Ne zamandır kafamda kurguladığım iş tanımının bir romana konu olduğunu görünce ne kadar heyecanlandığımı uzun uzadıya tasvir ederdim sizlere ama "gerek yok." Burada önemli olan benim kitabı her okuduğumda ahlar vahlar çektiğimi bilmeniz değil, kitap hakkında yordayıcı birkaç şey bulmanızdır. O yüzden uzatmaya "gerek yok."

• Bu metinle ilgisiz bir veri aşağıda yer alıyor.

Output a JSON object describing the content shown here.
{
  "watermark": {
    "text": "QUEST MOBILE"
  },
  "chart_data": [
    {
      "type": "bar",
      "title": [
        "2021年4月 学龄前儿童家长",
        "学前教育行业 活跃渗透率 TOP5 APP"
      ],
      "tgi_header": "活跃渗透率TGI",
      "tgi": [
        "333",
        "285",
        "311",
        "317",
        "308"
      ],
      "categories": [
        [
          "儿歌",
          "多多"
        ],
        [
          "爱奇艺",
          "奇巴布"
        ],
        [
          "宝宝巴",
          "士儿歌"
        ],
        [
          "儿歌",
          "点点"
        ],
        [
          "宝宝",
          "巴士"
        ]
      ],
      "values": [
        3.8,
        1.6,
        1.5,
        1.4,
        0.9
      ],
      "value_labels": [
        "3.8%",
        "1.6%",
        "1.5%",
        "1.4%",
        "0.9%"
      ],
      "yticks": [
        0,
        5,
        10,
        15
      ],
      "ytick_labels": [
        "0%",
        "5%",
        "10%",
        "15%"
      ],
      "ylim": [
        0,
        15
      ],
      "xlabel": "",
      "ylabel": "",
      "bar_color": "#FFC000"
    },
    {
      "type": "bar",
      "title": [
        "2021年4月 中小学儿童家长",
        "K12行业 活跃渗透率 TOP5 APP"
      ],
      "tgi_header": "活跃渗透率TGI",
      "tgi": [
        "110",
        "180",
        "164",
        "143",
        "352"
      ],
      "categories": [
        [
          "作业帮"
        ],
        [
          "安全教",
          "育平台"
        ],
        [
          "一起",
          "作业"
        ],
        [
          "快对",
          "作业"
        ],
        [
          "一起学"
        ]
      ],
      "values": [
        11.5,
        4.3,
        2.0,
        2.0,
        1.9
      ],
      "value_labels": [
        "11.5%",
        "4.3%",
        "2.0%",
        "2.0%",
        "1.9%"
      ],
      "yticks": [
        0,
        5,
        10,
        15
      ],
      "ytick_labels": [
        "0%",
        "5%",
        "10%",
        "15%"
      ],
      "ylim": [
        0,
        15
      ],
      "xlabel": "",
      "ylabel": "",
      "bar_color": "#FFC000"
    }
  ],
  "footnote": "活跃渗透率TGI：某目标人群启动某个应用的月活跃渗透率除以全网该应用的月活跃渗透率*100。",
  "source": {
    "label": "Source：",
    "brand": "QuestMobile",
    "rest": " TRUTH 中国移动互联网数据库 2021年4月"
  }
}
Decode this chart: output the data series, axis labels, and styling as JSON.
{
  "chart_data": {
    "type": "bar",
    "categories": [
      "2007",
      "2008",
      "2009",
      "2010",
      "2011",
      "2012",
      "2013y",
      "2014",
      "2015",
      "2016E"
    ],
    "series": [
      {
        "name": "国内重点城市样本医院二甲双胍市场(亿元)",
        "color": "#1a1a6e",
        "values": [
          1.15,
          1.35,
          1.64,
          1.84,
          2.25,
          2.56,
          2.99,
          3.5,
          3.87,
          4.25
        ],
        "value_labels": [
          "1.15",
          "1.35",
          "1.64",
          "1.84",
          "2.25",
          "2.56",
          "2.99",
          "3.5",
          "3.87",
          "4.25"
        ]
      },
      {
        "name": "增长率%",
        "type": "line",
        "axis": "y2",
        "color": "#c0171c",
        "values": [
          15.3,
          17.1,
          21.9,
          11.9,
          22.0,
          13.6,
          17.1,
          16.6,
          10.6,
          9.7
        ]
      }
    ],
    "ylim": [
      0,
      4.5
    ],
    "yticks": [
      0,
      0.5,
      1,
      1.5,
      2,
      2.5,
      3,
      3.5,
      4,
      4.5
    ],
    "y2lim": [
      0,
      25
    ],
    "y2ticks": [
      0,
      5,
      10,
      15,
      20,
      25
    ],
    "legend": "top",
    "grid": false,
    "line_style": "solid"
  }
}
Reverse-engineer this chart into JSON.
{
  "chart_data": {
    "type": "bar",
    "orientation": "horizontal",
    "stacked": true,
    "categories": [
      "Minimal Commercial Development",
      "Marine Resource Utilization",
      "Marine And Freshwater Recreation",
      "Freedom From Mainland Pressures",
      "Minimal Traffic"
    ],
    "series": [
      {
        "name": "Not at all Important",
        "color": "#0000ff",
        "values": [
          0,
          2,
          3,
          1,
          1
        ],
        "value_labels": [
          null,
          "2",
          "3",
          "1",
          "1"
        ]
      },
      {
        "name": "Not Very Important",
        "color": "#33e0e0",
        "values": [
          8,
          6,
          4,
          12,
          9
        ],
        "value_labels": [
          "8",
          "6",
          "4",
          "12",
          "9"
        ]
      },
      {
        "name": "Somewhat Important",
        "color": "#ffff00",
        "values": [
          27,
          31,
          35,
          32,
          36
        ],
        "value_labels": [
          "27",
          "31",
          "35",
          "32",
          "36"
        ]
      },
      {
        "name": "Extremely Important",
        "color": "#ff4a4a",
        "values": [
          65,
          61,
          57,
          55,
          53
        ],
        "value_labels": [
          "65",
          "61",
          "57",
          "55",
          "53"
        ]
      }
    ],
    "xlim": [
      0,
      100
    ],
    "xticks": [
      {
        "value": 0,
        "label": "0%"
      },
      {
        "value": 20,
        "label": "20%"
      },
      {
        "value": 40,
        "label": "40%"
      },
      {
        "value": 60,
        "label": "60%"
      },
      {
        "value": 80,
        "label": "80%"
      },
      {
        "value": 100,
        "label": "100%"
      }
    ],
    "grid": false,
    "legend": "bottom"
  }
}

Caner, hiç tanımadığı biri tarafından ayda 25 bin liraya işverenin belirleyeceği yerleri gezip tozma, yiyip içme, sonrasında gördüklerini yorum katmaksızın gelip anlatma teklifine her ne kadar "bunda var bir bit yeniği" dese de kabul eder. Fakat işverenlerin tek bir şartı vardır: annesi dahil hiç kimseye bu işten bahsetmemek. Caner annesine "bile" neden söylenmemesi konusunda işkillense de pek üstüne düşmez çünkü "gerek yok."
Efsun, gazetecilik bölümünden mezun olup da hiç beklemedik anda bir dergi tarafından ayda 25 bin lira maaşla iş teklifi alınca şaşırsa da o da tıpkı Caner gibi pek üstüne düşmez. Caner'e kalsa ona da "gerek yok." Romanda birbiriyle alakasız gibi duran Caner, Efsun, Kibar Gonca, Feyzi Gonca, Mercan Hanım, Esma, Kenan Kaya, Kızıl Kaptan, DD Bey, Bakır Ağa, Sinemhan gibi karakterler nasıl oluyorsa oluyor, birbirleriyle bir şekilde bağlantılı bir hâl alıyor. Sayfaları her çevirdiğimde "Haydi bakalım Selo, bu düğümü nasıl çözecek, buradan nasıl çıkacaksın?" dedim ama adam allem etti kallem etti ve tereyağından kıl çekermiş gibi çıktı. Daha önce yazdığı kitaplardan farklı bir kalemden çıkmışcasına demini almış anlatımı. Aksiyon, aşk, hafiften korku ile çevreledi etrafımı. Ben çok beğendim dostlar, okuyalım okutturalım.